A recent Health Issues India article noted that the consistent decline in cases — and optimism that this naturally brings with it — has occurred before in India, with devastating consequences. “Complacency [resulting from the low number of cases] and so-called “pandemic fatigue” — describing the concept that people were tired of lockdown measures and chose to simply ignore them — led to mass crowds at public events. Religious festivals, as well as sporting events such as cricket saw crowds of thousands gathering, resulting in superspreader events that led to a second wave.”

News of the Omicron strain has spread worldwide, with many countries suggesting that further lockdown measures must be put in place to limit the spread. The strain has already been detected across the globe, with community spread already suspected in the UK. However, the virulence and severity of cases resulting from the strain is still a topic of debate.

“It presents mild disease with symptoms being sore muscles and tiredness for a day or two not feeling well. So far, we have detected that those infected do not suffer loss of taste or smell. They might have a slight cough. There are no prominent symptoms. Of those infected some are currently being treated at home,” said Angelique Coetzee, the chairwoman of the South African Medical Association, told Sputnik on Saturday.

“We will only know this after two weeks. Yes, it is transmissible, but for now, as medical practitioners, we do not know why so much hype is being driven as we are still looking into it. We will only know after two to three weeks as there are some patients admitted and these are young people aged 40 and younger,” Coetzee added.

The World Health Organization (WHO) has said, “It is not yet clear whether infection with Omicron causes more severe disease compared to infections with other variants, including Delta.” Monitoring is now taking place on individuals who have been infected by the new strain to analyse whether the new variant could cause more future issues compared to previous variants.

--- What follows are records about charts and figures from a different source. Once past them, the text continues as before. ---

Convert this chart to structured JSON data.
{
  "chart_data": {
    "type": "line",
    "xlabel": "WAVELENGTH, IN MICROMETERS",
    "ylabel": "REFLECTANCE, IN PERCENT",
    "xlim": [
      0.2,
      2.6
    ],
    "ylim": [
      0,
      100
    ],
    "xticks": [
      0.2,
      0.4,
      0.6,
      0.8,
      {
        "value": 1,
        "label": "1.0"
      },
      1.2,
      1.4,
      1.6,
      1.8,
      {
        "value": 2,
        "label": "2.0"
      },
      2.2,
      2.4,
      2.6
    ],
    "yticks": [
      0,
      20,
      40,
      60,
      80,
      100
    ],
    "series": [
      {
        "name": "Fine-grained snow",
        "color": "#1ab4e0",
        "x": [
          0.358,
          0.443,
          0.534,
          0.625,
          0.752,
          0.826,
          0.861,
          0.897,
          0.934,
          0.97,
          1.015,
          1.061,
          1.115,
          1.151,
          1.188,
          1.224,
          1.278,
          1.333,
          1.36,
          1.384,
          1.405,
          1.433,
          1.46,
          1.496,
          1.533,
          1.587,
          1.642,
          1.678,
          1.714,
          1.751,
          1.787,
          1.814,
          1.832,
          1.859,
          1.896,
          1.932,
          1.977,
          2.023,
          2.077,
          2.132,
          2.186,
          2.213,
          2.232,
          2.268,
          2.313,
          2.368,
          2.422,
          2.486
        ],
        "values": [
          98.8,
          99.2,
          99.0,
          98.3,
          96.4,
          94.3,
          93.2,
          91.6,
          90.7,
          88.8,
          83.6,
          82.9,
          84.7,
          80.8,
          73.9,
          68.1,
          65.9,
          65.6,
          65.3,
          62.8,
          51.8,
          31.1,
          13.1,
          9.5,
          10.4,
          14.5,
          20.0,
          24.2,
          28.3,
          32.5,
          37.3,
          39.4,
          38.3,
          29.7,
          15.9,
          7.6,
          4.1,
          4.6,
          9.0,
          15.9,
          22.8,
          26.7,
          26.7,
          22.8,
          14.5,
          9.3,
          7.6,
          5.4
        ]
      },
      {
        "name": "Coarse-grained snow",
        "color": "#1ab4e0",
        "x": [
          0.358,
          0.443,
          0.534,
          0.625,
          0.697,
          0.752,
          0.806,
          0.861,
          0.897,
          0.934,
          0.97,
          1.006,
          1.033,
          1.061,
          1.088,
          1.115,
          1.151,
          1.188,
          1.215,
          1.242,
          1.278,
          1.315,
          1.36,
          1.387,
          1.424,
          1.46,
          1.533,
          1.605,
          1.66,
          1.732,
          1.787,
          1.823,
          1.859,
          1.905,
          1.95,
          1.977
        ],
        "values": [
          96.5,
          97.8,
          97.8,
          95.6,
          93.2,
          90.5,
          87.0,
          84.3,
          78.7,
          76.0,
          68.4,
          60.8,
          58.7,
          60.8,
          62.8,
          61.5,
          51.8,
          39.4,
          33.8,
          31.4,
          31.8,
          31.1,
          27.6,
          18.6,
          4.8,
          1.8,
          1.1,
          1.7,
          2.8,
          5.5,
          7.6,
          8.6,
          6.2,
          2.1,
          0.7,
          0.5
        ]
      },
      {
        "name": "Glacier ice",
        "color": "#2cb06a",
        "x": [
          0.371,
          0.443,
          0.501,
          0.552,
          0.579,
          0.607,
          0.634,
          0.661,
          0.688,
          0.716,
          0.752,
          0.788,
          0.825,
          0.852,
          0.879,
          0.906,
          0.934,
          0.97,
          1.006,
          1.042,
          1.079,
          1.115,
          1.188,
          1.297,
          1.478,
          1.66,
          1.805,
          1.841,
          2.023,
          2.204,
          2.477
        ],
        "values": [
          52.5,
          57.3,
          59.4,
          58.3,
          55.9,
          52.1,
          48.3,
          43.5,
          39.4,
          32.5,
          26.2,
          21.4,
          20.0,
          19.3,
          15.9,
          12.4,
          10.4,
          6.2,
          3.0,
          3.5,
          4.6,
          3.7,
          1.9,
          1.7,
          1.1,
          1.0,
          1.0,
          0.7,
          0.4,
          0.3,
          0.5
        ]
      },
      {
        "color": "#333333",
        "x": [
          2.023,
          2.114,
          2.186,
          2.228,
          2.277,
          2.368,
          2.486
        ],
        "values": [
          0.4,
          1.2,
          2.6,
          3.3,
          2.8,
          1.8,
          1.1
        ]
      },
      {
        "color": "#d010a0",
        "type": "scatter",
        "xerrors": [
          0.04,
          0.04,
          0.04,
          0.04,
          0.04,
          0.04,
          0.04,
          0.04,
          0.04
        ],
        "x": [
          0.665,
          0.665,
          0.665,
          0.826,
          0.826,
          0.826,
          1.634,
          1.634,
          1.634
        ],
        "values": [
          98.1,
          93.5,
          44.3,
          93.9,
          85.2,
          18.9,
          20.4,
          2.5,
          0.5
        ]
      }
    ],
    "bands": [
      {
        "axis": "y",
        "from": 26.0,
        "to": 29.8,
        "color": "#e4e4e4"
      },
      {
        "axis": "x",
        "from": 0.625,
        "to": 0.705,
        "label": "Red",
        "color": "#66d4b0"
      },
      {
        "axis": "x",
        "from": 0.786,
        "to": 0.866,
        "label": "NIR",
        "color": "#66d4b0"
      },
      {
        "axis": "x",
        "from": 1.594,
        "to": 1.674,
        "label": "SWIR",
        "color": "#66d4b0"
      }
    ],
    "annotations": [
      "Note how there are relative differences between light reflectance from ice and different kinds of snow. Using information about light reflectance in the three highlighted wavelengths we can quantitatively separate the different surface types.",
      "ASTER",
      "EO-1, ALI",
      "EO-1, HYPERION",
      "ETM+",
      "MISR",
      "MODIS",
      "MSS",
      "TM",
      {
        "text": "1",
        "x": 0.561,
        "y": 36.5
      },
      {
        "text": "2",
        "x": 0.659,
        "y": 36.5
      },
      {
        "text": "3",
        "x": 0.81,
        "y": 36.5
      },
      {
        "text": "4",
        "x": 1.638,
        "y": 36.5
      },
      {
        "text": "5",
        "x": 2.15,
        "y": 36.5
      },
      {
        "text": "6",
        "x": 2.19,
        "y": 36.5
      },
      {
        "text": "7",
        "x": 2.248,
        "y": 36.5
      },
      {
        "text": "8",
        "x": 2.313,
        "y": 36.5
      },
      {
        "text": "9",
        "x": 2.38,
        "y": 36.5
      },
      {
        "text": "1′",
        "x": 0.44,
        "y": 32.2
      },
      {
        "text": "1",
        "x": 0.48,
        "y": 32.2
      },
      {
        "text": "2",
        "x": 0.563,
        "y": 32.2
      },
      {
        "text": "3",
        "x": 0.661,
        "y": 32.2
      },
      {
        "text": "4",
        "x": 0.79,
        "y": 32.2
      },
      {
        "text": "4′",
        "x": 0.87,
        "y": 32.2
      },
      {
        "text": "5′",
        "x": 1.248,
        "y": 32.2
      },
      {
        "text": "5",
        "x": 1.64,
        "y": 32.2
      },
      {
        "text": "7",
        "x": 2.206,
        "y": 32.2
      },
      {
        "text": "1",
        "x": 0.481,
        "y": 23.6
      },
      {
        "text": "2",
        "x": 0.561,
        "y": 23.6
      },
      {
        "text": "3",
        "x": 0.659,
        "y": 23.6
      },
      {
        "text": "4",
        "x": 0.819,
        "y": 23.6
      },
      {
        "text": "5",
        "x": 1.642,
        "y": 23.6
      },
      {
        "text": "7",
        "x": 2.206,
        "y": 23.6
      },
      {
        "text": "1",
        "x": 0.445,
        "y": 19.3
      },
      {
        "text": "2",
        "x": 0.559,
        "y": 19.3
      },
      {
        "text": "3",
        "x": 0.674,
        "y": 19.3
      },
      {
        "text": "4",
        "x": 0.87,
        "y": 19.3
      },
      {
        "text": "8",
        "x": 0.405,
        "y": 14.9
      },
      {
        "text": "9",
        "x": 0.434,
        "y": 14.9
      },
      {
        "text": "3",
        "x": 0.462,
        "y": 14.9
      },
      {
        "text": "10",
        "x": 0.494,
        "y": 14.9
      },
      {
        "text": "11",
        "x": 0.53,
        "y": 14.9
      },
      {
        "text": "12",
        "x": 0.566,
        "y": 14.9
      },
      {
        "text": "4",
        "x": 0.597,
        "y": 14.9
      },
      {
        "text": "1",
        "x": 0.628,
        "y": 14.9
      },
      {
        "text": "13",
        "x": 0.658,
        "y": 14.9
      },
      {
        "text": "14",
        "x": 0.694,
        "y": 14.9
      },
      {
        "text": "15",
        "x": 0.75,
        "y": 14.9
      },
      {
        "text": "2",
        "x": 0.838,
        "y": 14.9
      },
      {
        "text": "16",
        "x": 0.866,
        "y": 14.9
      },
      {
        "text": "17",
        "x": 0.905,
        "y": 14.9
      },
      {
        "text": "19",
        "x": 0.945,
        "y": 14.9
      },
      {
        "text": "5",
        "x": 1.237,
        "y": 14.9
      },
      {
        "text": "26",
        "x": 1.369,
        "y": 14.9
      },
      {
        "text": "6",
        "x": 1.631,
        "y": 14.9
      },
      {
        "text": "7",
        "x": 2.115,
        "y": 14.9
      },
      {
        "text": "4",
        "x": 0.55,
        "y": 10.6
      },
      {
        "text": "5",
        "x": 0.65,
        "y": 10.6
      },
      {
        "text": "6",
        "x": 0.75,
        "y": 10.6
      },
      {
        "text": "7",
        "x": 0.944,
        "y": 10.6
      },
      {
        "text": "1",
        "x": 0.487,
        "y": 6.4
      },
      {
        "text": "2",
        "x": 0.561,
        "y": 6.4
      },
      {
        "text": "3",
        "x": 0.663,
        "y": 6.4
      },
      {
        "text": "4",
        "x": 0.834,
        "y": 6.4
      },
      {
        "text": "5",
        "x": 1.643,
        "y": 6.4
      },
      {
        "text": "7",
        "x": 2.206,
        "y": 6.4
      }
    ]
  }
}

India has already faced significant additional waves of COVID-19, driven in part by emerging strains that would later go on to become prevalent across the globe. As noted by Health Issues India “Cases surged to an all-time high in mid-September of 2020, hitting what was then a record point of more than 100,000 new daily cases. Following this, cases began to gradually fall, with the international community at the time hailing India as a clear case of handling and curtailing a crisis. Cases plateaued and remained at a low point — though still ever-present — until late February.”

Across India’s second wave a number of new strains of COVID-19 were identified. Strains that have since become some of the dominant strains globally, going on to mutate further as they spread. The first of these was a “double mutant.” The double mutant, in which two base pairs of DNA are altered from the base strain — E484Q and L452R — was suggested by virologists to be both more contagious and capable of causing reinfection.

One factor contributing to the lower case rate India is currently reporting is the high number of people who already have antibodies against COVID-19. For many, this will be due to vaccination, for others, this will be the result of a previous infection. One of the prominent fears related to the new strain is the potential for reinfection of those who have already had the virus once. The WHO has stated that “preliminary evidence suggests there may be an increased risk of reinfection with Omicron,” though these investigations are ongoing. 

At this stage information is limited. What can be said for certain is that India cannot afford to be complacent. Given the extent of the second wave it is demonstrable that there is always the possibility of another outbreak, falling back into old routines and not taking precautions could endanger India’s current low caseload.